Antarajabar.com - Gubernur Jawa Barat Ahmad Heryawan (Aher) mengatakan Pemerintah Provinsi Jabar akan berkonsultasi dengan Kementerian Tenaga Kerja terkait aspirasi pada tuntutan kenaikan upah minimum provinsi sebesar 8,25 persen.
        
"Apapun ini aspirasi, kami terima, kami akan perhatikan sebagai saran dan masukan. Kami akan masukkan ke Pemerintah Pusat melalui Kementerian Tenaga Kerja dan kementerian terkait," kata Ahmad Heryawan di Bandung, Jumat.
        
Ia mengatakan sangat memahami semua usulan dan aspirasi dari para serikat pekerja yang mewakili ribuan bahkan jutaan pekerja ini.

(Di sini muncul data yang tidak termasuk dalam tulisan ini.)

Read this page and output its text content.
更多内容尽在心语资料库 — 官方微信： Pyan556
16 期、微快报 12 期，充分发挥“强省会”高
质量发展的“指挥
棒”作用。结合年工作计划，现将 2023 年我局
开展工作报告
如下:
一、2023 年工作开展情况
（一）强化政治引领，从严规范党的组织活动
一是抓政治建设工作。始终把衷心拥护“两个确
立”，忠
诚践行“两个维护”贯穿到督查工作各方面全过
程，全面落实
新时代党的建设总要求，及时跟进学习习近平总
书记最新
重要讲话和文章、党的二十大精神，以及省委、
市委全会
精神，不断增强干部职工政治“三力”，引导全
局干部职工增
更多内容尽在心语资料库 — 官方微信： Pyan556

Untuk itu, dia pun menerima semua aspirasi dan akan berkonsultasi dengan pemerintah pusat mengenai tuntutan para buruh.
        
"Namun yang lainnya tuntutan untuk mengabaikan PP 78 tentu tidak mungkin karena kami sebagai pemerintah daerah bawahannya pemerintah pusat tidak bisa begitu saja mengabaikan, tebtu saja kami akan konsultasi ke pemerintah pusat apakah memungkinkan sedikit di atas surat edaran menteri ataukah harus tetap sesuai dengan surat edaran menteri," ujarnya.
        
Sebelum hasil konsultasi keluar, Aher mengatakan pihaknya akan tetap mengacu pada Peraturan Pemerintah (PP) Nomor 78 Tahun 2015 tentang Pengupahan.
        
Menurut dia aturan ini menjadi acuan bagi pemerintah daerah untuk menentukan Upah Minimum Provinsi (UMP) dan Upah Minimum Kota (UMK) karena merupakan amanat dari pemerintah pusat.
        
"Sejak tahun lalu kami menggunakan PP (Nomor 78 Tahun 2015) kan dan sampai hari ini PP itu masih berlaku. Dimana PP itu harus dilaksanakan karena itu keputusan Pemerintah Pusat ditandatangani oleh Presiden. Berarti Gubernur dan Bupati/Wali Kota terikat dengan PP itu," kata Aher.
        
"Kalau PP kan sederhana perhitungannya. Inflasi ditambah pertumbuhan ekonomi kali upah tahun lalu. Ya itu hitungan praktisnya," lanjutnya.
        
Ia menambahkan penetapan UMP berdasarkan usulan UMK yang ditetapkan oleh Kabupaten/Kota, sehingga pihak provinsi akan membuat Surat Keputusan (SK) mengenai UMP berdasarkan usulan UMK dengan mengacu pada aturan yang ada.
        
"Jadi prosesnya itu Kepgub (Keputusan Gubernur) untuk UMK, UMK-nya sendiri itu diusulkan oleh Kabupaten/Kota. Kita hanya meng-SK-kan apa yang diusulkan. Yang diusulkan kabupaten/kota ya pasti mengacu pada PP 78," kata Aher.
         
Hingga kini Pemprov Jabar pun masih menunggu usulan UMK dari setiap kabupaten/kota sampai 21 November 2016 atau 40 hari menjelang hari H atau tahun baru 2017 dan  pihaknya masih belum menerima usulan UMK tersebut.
        
"Bagi kami situasinya harus kondusif dan urusan penetapan UMP itu mudah. Kalau UMP kan sederhana karena dia mengontrol upah yang terkecil. Jangan sampai ada upah di lapangan yang di bawah UMP," ujar Aher.
        
Ia juga mengimbau para buruh yang ingin menyampaikan aspirasi atau berdemo agar dilakukan dengan tertib dan aman.
        
"Jadi kalau ada saran, demo, atau ingin ada usulan ya lakukan dengan baik, demo yang kondusif, aman. Tidak ada anarkis, tidak ada ribut, dan tidak ada kekerasan. Kalau ada usulan kami sebagai wakil Pemerintah Pusat akan kami sampaikan ke Pemerintah Pusat," kata dia.